Expressing our gratitude as @replies helps our crisis a bit, but we’re still spending tremendous amounts of time thanking people and reading about other people getting thanked, which gets at the deeper issue. How much thanking is necessary on Twitter in the first place?
Let’s Analyze Each Area of Concern
Thanking New Followers: This one is easy. If you follow the person back, that’s an inherent “thank you.” If you don’t follow the person back, I don’t think writing “thanks for the follow @_____” does much to compensate. Follow back (if you want to) OR leave well enough alone. Side note: Do not write direct messages thanking people for the follow. A private message saying: “Thanks for the follow. Check out my [novel, blog, tweets]” is an excellent example of disingenuous gratitude. When you truly interact with people on Twitter through their tweets, they will likely check out your tweets, blog, etc.
Thanking for Retweets: We propose this: If you and other Twitter pals regularly RT each other, then perhaps you can save yourselves some time and NOT thank each other on top of it all. The back and forth RTing, no matter how intermittent, serves as a more useful, “thank you” than a “thank you” tweet. As for thanking in general for RTs, I urge people to wait until the end of the day or the next day, then write one or two tweets (as an @reply) listing those thank yous.
Thanking people for congratulating you, for coming to your event, for helping to promote you in any way: Reread the RT category.

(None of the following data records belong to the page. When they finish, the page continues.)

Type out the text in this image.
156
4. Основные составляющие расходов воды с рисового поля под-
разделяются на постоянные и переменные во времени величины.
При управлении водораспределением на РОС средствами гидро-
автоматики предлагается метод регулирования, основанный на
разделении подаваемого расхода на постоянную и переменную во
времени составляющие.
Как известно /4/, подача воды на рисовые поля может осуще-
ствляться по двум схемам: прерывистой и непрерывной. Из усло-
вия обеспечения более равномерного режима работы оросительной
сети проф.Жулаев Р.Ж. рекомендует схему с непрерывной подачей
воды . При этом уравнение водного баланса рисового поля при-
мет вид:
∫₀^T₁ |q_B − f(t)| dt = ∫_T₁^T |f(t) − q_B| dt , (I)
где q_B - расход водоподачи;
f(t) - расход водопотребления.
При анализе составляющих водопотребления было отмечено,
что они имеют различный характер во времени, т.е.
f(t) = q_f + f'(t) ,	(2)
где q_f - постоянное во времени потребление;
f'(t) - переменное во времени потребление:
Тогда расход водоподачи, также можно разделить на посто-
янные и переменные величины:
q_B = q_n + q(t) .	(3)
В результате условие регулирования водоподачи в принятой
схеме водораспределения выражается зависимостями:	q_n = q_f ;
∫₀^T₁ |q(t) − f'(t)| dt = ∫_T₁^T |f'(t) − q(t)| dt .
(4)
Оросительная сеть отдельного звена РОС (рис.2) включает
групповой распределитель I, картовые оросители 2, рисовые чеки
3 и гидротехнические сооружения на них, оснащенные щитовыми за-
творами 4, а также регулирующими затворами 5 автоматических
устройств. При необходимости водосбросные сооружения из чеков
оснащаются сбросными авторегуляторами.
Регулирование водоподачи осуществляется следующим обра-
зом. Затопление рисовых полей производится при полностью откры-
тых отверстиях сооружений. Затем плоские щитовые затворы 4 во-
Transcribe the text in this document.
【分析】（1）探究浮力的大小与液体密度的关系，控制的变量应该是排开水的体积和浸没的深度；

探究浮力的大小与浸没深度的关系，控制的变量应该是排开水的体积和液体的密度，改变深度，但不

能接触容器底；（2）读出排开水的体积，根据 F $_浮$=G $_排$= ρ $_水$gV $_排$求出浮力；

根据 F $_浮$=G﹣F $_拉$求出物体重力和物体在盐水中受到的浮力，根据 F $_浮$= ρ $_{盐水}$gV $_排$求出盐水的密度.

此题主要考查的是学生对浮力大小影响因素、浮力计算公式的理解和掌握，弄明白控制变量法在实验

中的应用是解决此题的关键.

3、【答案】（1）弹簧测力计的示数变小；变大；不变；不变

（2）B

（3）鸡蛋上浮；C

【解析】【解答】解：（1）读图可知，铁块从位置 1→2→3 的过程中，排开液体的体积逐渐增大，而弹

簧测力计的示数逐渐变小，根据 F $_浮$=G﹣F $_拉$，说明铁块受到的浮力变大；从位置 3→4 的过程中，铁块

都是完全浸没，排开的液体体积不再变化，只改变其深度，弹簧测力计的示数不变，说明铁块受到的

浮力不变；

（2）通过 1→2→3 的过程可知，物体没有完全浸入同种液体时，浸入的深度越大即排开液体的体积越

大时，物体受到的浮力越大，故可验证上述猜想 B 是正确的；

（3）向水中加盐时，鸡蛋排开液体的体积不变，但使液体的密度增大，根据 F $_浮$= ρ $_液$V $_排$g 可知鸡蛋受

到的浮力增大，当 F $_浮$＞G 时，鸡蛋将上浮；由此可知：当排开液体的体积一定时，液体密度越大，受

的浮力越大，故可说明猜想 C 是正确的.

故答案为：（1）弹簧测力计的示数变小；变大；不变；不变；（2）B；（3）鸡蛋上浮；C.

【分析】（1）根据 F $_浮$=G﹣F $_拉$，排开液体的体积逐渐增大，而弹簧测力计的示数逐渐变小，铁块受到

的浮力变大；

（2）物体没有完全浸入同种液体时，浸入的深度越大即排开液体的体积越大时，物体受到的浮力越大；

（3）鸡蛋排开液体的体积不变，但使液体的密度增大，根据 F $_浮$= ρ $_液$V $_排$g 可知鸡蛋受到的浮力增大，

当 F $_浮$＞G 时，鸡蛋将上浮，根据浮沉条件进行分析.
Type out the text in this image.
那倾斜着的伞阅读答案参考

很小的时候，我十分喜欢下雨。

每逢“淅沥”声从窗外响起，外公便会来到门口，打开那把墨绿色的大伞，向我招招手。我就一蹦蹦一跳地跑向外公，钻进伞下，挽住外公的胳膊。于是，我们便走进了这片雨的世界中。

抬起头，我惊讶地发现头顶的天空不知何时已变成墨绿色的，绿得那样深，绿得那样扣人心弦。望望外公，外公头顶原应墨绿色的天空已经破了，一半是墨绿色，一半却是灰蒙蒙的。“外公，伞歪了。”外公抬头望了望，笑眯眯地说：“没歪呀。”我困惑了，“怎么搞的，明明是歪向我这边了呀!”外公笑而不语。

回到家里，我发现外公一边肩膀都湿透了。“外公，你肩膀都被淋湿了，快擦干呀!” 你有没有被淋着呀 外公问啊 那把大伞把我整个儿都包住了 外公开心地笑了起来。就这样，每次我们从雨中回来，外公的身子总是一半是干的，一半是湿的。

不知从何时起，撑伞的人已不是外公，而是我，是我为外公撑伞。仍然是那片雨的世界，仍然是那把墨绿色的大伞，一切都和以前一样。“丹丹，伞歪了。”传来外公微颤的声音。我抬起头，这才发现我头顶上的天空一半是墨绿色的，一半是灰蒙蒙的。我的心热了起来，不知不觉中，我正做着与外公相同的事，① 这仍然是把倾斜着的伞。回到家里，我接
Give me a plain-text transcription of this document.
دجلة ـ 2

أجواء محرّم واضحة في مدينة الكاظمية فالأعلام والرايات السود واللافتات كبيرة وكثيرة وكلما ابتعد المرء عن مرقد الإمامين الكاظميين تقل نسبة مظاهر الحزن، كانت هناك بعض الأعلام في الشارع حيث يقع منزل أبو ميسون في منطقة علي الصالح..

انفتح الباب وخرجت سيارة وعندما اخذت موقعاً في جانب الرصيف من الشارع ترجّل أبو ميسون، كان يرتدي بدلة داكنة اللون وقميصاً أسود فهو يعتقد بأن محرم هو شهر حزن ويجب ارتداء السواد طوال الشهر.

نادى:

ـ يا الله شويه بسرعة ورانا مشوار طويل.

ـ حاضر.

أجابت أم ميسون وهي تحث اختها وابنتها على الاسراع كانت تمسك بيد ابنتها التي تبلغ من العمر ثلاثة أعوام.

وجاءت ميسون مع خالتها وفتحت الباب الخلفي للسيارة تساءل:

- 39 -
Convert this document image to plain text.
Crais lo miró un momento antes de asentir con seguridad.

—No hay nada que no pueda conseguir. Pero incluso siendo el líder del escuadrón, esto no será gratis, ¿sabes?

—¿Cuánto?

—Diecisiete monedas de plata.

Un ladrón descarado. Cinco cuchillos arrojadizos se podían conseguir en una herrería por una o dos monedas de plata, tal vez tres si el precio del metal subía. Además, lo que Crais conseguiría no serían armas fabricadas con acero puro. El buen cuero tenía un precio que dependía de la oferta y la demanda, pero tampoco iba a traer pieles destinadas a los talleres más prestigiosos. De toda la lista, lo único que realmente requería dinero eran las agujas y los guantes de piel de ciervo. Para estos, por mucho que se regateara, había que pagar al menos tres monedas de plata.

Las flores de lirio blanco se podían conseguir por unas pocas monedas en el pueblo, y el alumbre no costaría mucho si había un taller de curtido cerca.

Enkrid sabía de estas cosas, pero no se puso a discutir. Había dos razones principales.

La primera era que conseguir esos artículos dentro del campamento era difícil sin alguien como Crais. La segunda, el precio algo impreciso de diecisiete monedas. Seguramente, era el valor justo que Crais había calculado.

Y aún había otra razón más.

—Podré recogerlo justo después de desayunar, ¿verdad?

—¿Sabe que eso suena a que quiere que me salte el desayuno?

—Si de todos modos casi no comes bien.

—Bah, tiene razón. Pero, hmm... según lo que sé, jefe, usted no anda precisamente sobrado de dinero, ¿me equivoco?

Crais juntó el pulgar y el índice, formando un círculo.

That advice applies here too.
Thanking for Follow Fridays: If you feel the need to thank someone for listing you in an #FF that most likely went unread by that person’s Twitter stream, then there’s probably nothing I can say to convince you otherwise. At least stop including that whole list in your thank you tweet. I’m begging you. Re-sending those long lists of random names clogs up the Twitter stream, forcing many of your followers to see the same tweets over and over.
So guys, what do you think? Where is the line between appreciation and overkill? Can we come to an agreement on how to demonstrate our gratitude?